Powrót do korzeni

Delikatny lifting mojego ogrodu, czyli ja tylko pomaluję okna.

Dwa lata temu uparłam się  i postanowiłam po swojemu zrobić ogród na tyłach domu. Zanim w ogóle się do tego zabrałam dzielnie przez rok się uczyłam (kurs) jak projektować ogród oraz ,jak uprawiać warzywa itd  (drugi kurs), przeczytałam masę książek, magazynów itd.  Co prawda jakieś doświadczenie, niewielkie ale zawsze miałam, bo od roku miałam tez własny ogródek działkowy, ale tam jest super ziemia i wszystko samo rosło.

Koło domu to była zupełnie inna historia.  Rodzicie wcześniej tam rządzili, a więc wycieli co się dało i kosili zielsko nazywane trawnikiem. My z Miśkiem pieszczotliwe mówiliśmy na to „step” i praktycznie nie bywaliśmy na tyłach domu. Zresztą sami zobaczcie.

Tak to wyglądało jeszcze w marcu zeszłego roku.

 Przez rok dzielnie uczyłam się jak projektować czytałam mnóstwo na temat uprawy na ziemi gliniastej itd. nie będę zanudzać. W marcu zeszłego roku zaczęłam realizować swój plan. Aby ogród był naprawdę piękny potrzeba co najmniej 3 lat, aby wszystko dobrze się przyjęło.

Tak jak wspomniałam Wam w poprzednim poście, miałam w planach tylko i wyłącznie pomalować ramy okien, a skończyło się na malowaniu całej architektury ogrodowej. Bo wiecie jak to jest, jak pomalowałam okna, to  stwierdziłam, że trzeba pomalować w środku. Potem doszłam do wniosku, że w sumie te okna takie ładne niebieskie to może na biało domek itd. 😉

Zdjęcie robione jakies dwa tygodnie temu, w między czasie oczywiście dosadziłam kolejne hortensje 🙂

Misiek, początkowo sceptycznie nastawiony do mojego pomysłu potem nawet trochę pomagał. Kolor niebieski na drzwiach i ramach okiennych nosi nazwę „Bezchmurne niebo”  a biała „Kwitnąca magnolia”, nie jest to czysta biel, jest lekko przełamana szarością, obie  pochodzą z linii VIVAGarden firmy Altax.
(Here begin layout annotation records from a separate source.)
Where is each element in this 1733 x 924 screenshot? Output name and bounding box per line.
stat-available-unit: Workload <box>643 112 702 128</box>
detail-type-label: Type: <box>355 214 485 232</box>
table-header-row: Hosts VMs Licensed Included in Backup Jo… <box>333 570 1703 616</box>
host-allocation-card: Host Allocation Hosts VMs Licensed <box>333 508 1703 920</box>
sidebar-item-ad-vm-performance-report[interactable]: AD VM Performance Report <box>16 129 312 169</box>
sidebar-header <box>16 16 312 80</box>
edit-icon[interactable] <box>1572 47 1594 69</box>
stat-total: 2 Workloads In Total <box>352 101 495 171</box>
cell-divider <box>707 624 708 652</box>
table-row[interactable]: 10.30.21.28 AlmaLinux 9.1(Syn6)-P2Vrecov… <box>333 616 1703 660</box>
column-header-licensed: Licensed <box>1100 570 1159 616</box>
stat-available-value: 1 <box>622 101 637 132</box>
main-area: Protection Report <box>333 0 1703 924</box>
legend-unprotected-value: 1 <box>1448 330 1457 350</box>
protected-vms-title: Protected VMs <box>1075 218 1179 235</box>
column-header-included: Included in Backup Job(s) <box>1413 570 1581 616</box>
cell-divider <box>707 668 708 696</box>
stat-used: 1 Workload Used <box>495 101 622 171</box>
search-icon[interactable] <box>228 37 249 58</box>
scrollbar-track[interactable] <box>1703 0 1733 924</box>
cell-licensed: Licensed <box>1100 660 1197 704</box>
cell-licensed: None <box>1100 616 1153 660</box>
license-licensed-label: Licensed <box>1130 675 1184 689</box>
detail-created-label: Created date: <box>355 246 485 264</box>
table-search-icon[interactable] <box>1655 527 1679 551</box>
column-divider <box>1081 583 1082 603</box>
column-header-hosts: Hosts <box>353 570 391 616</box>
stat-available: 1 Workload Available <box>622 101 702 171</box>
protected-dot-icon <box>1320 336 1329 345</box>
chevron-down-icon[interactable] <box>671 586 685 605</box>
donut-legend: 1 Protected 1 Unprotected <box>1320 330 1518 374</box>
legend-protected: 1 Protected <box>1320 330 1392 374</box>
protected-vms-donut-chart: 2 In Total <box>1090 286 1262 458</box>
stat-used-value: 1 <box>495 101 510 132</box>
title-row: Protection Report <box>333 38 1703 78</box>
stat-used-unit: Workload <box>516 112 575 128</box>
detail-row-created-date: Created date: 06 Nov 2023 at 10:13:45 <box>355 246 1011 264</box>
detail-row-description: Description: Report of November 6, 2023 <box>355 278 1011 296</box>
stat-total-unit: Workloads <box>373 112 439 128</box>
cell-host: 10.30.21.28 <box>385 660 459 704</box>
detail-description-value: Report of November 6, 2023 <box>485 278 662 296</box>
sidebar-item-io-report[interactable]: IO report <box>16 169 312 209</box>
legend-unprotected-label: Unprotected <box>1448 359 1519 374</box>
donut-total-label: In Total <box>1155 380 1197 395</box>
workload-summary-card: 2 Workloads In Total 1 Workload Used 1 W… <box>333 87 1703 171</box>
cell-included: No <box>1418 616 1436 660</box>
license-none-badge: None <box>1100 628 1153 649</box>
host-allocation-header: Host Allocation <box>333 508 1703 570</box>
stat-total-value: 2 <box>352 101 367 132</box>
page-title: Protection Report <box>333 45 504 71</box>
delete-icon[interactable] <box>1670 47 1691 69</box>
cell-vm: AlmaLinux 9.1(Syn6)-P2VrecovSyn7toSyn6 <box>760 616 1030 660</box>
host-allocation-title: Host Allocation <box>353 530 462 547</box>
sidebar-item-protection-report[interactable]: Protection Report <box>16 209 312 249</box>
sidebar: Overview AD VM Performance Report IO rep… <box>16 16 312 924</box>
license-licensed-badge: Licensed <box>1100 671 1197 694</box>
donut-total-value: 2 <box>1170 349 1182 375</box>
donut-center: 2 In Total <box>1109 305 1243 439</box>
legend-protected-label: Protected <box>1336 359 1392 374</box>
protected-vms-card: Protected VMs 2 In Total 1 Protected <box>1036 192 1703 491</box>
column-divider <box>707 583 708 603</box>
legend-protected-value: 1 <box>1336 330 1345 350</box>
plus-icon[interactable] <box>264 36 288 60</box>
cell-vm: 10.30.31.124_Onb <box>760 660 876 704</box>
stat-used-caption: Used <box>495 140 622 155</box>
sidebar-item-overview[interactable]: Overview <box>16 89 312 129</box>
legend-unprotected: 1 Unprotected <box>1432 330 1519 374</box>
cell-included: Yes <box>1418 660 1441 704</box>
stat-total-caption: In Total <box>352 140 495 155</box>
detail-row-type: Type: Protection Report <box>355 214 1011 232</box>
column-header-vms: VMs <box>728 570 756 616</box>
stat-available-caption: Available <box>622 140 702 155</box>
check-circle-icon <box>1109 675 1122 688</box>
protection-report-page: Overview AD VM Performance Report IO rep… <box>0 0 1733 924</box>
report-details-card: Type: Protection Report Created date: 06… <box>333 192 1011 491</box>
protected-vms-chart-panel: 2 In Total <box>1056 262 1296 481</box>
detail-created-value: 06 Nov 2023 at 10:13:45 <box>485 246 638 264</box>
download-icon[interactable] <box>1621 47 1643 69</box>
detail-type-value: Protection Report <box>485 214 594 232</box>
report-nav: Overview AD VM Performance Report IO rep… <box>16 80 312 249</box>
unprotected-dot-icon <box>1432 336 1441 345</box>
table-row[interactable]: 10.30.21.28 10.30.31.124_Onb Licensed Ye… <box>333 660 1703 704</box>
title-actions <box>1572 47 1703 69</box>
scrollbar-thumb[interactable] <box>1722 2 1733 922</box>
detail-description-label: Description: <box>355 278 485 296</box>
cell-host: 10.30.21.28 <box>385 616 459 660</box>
Te farby szczerze polecam bo wystarczą   dwie cienkie warstwy  i taki efekt!

Z mojej altanki wszyscy urządzili sobie przechowalnię niepotrzebnych gratów, przeraziłam się jak to zobaczyłam

Wyrzuciłam wszystkich ze swoimi gratami i teraz muszą się pytać o pozwolenie aby móc wejść do mojej chatki.

Mam teraz nawet kącik do parzenia herbatki. Posłużył mi do tego przewijak z Ikea, który przemalowałam też Altaxem w kolorze „czerwonej piwonii”

Jestem pedantką i straszną detalistką. Najpierw pomalowałam wnętrze altanki poleconym przez „miłego” pana białym impregnatem.  Jeżu, 5 warstw i prawie żadnego efektu. Musiałam to jakoś naprawić, więc co drugą deskę pomalowałam jedną warstwą farby Altax w kolorze „niezapominajka”. Od razu lepiej, co?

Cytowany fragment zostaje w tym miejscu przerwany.